Um dinheiro bem investido poderia trazer a possibilidade de comprar um imóvel à vista no futuro e ainda evitar o pagamento demasiado de juros.
Por outro lado, nossos pais podem nos ensinar a guardar dinheiro, ter o hábito de poupar e lutar contra o consumismo emocional.
No entanto, é interessante perceber que a maior parte deles prefere deixar o dinheiro na poupança.
Concordamos que a poupança é um dos investimentos mais seguros, com liquidez e de fácil acesso, certo?
Mas ela é considerada pelos especialistas como um dos piores investimentos no que diz respeito à rentabilidade.
É baixa e pode até mesmo não se sobrepor às perdas provocadas pela inflação.
Então, como aplicar no pior investimento pode ser bom?
No entanto, o lado emocional nos leva a acreditar que a segurança só é proporcionada por esse investimento em específico.
E isso nos limita a conhecer os demais e lidar com o desconhecido, que pode vir a ser uma excelente opção.
Ainda no que diz respeito a imóveis, os de aluguel não costumam ser um bom investimento.
Casas na praia, no campo ou áreas de lazer quase sempre não podem ser chamadas de investimento, pois dão muitas despesas.
Da mesma forma, os valores recebidos em casa de aluguel costumam render muito abaixo do que poderiam, caso o mesmo valor total do imóvel estivesse aplicado de outra forma.
Mesmo assim, muitas vezes, ouvimos dizer que investir em imóveis é bom, pois é seguro.
Assim, acabamos sendo levados a acreditar nisso e seguir por esse caminho.
A verdade é que evitamos qualquer tipo de discussão que apresente evidências contra as nossas crenças.
Isso nos leva a fazer com que um raciocínio sem lógica continue sendo a nossa justificativa na hora de tomar uma decisão.
O curto prazo nos favorece quanto à facilidade de compra de um imóvel e até na segurança que o investimento pode representar.
Mas a verdade é que, no longo prazo, o mesmo valor pode render muito mais quando aplicado da forma correta.
Pense ainda sobre o cartão de crédito, que é abominado por muitas pessoas que valorizam as compras à vista acima de tudo.
Ora, desde que o consumo seja consciente e a utilização do crédito seja feita com parcimônia, utilizar o “dinheiro de plástico” pode render pontos.
E tem mais.
A descrição das despesas em uma única fatura pode facilitar o controle dos gastos.
Isso sem falar que ter um única data para liquidar os débitos pode auxiliar no planejamento financeiro mensal.
Alguns cartões ainda dão desconto em programas de fidelidade, que podem ser utilizados para férias,.

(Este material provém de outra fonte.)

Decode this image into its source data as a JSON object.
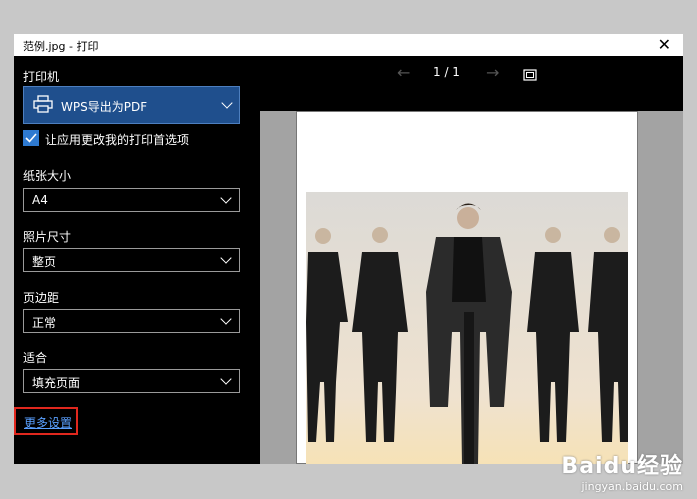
{
  "window": {
    "title": "范例.jpg - 打印",
    "close_glyph": "✕"
  },
  "printer": {
    "label": "打印机",
    "selected": "WPS导出为PDF",
    "icon": "printer-icon",
    "accent": "#1f4f8d"
  },
  "options": {
    "app_prefs_label": "让应用更改我的打印首选项",
    "app_prefs_checked": true
  },
  "paper_size": {
    "label": "纸张大小",
    "value": "A4"
  },
  "photo_size": {
    "label": "照片尺寸",
    "value": "整页"
  },
  "margins": {
    "label": "页边距",
    "value": "正常"
  },
  "fit": {
    "label": "适合",
    "value": "填充页面"
  },
  "more_settings": {
    "label": "更多设置",
    "highlight": "#e0281e"
  },
  "preview": {
    "page_indicator": "1 / 1",
    "prev_icon": "arrow-left-icon",
    "next_icon": "arrow-right-icon",
    "fit_icon": "fit-to-window-icon"
  },
  "watermark": {
    "logo": "Baidu经验",
    "url": "jingyan.baidu.com"
  }
}
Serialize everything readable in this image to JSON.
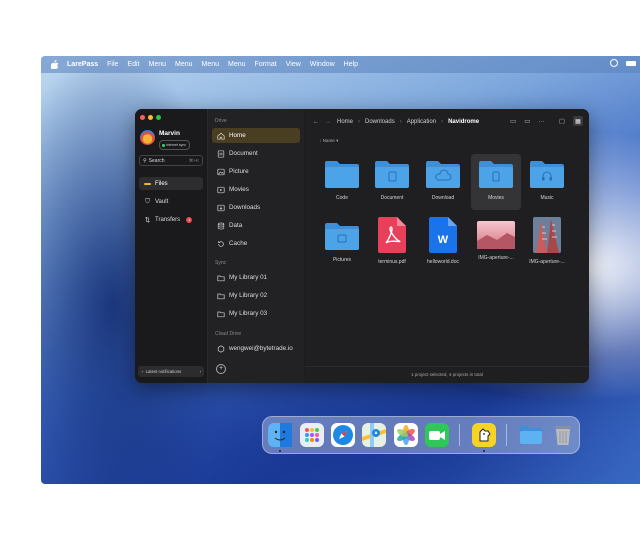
{
  "menubar": {
    "app": "LarePass",
    "items": [
      "File",
      "Edit",
      "Menu",
      "Menu",
      "Menu",
      "Menu",
      "Format",
      "View",
      "Window",
      "Help"
    ]
  },
  "user": {
    "name": "Marvin",
    "status": "Internet sync"
  },
  "search": {
    "placeholder": "Search",
    "shortcut": "⌘+K"
  },
  "sidebar_main": [
    {
      "label": "Files",
      "icon": "folder-icon",
      "active": true
    },
    {
      "label": "Vault",
      "icon": "shield-icon"
    },
    {
      "label": "Transfers",
      "icon": "transfer-icon",
      "badge": "1"
    }
  ],
  "notifications": {
    "label": "Latest notifications"
  },
  "drive": {
    "section": "Drive",
    "items": [
      {
        "label": "Home",
        "icon": "home-icon",
        "active": true
      },
      {
        "label": "Document",
        "icon": "document-icon"
      },
      {
        "label": "Picture",
        "icon": "picture-icon"
      },
      {
        "label": "Movies",
        "icon": "movie-icon"
      },
      {
        "label": "Downloads",
        "icon": "download-icon"
      },
      {
        "label": "Data",
        "icon": "database-icon"
      },
      {
        "label": "Cache",
        "icon": "cache-icon"
      }
    ]
  },
  "sync": {
    "section": "Sync",
    "items": [
      {
        "label": "My Library 01"
      },
      {
        "label": "My Library 02"
      },
      {
        "label": "My Library 03"
      }
    ]
  },
  "cloud": {
    "section": "Cloud Drive",
    "account": "wengwei@bytetrade.io"
  },
  "breadcrumb": [
    "Home",
    "Downloads",
    "Application",
    "Navidrome"
  ],
  "sort": {
    "label": "Name"
  },
  "files": [
    {
      "name": "Code",
      "kind": "folder",
      "icon": "folder-icon"
    },
    {
      "name": "Document",
      "kind": "folder",
      "icon": "document-folder-icon"
    },
    {
      "name": "Download",
      "kind": "folder",
      "icon": "cloud-folder-icon"
    },
    {
      "name": "Movies",
      "kind": "folder",
      "icon": "movie-folder-icon",
      "selected": true
    },
    {
      "name": "Music",
      "kind": "folder",
      "icon": "music-folder-icon"
    },
    {
      "name": "Pictures",
      "kind": "folder",
      "icon": "picture-folder-icon"
    },
    {
      "name": "terminus.pdf",
      "kind": "pdf",
      "icon": "pdf-file-icon"
    },
    {
      "name": "helloworld.doc",
      "kind": "doc",
      "icon": "word-file-icon"
    },
    {
      "name": "IMG-aperture-...",
      "kind": "image",
      "icon": "image-thumbnail-pink"
    },
    {
      "name": "IMG-aperture-...",
      "kind": "image",
      "icon": "image-thumbnail-building"
    }
  ],
  "status": "1 project selected, 4 projects in total",
  "dock": [
    "Finder",
    "Launchpad",
    "Safari",
    "Maps",
    "Photos",
    "FaceTime",
    "LarePass",
    "Downloads",
    "Trash"
  ],
  "colors": {
    "accent": "#4a3e22",
    "folder": "#4da3e8",
    "pdf": "#e8405b",
    "doc": "#1a73e8",
    "badge": "#e5484d"
  }
}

Além de permitirem o acesso a salas vip (garantindo economia com comida em aeroporto, por exemplo) e tantos outros benefícios.
Isso significa que utilizar o cartão de crédito pode não ser tão ruim, correto?

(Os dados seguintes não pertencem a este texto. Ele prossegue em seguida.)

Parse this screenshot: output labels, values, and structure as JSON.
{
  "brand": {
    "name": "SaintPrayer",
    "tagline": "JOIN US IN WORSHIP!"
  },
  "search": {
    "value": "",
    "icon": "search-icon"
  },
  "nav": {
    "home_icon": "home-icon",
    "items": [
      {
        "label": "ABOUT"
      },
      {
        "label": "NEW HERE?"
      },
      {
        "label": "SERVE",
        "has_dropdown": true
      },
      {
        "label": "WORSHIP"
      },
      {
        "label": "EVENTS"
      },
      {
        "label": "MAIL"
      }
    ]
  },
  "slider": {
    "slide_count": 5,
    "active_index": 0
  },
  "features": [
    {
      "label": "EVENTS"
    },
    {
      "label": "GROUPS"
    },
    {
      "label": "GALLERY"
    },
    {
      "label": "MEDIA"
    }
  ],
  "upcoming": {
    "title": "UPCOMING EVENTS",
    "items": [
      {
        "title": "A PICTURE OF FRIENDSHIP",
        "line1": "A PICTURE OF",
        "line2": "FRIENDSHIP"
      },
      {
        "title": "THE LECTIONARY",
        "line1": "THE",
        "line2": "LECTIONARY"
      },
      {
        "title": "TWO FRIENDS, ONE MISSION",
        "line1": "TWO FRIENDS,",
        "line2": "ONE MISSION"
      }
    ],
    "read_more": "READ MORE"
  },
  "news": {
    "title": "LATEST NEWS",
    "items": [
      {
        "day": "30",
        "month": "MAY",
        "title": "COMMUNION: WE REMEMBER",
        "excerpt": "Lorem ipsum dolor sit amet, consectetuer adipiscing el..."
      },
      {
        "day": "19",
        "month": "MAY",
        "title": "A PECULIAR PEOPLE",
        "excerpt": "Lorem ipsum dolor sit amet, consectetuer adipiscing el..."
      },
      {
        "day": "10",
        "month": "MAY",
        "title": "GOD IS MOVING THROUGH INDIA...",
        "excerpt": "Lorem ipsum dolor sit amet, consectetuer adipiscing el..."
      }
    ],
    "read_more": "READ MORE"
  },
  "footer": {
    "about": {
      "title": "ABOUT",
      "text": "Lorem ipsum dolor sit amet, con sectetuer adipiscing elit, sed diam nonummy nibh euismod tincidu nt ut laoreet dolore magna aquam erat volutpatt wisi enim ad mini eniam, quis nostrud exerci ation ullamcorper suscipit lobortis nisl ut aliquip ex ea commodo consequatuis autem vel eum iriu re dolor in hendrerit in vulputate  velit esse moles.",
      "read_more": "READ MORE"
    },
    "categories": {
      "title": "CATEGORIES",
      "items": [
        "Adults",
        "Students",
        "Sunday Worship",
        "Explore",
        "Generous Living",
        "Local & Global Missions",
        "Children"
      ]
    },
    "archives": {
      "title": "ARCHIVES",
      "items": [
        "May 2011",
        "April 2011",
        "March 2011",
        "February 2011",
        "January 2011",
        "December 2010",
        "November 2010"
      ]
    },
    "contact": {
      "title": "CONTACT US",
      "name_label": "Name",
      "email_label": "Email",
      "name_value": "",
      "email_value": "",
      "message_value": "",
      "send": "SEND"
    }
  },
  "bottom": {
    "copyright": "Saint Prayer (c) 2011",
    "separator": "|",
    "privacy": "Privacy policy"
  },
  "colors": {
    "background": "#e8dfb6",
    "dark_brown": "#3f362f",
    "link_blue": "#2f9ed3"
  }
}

Mesmo assim, de forma irracional, decidimos por pagar apenas à vista como se, no longo prazo, essa fosse a melhor solução.
Pensando bem, não é o uso do cartão de crédito que leva a uma dívida, mas a forma como o uso acontece.
Por isso, antes de qualquer coisa, priorize a reflexão ao invés do cálculo sobre suas decisões acerca do dinheiro.
Nem sempre a matemática tem a solução para resultados intangíveis e no longo prazo.
Conclusão
As contribuições da contabilidade mental são muito representativas.
Elas podem te auxiliar a entender as nossas decisões frente a uma empresa.
Assim como aquelas que são tomadas pelos clientes.
Por isso, precisamos estar focados no processo de tomada de decisão e manter o hábito de fazer escolhas dessa maneira.
Obviamente, como dica final, considere a matemática.
A ciência exata continua sendo uma aliada na gestão de qualquer negócio.
No entanto, valorize o empirismo, pois a intuição pode ser o que falta naquele degrau entre a sua empresa e o sucesso.
Decisões que elevam o potencial do seu negócio podem estar diante de você ao se permitir adotar novos hábitos.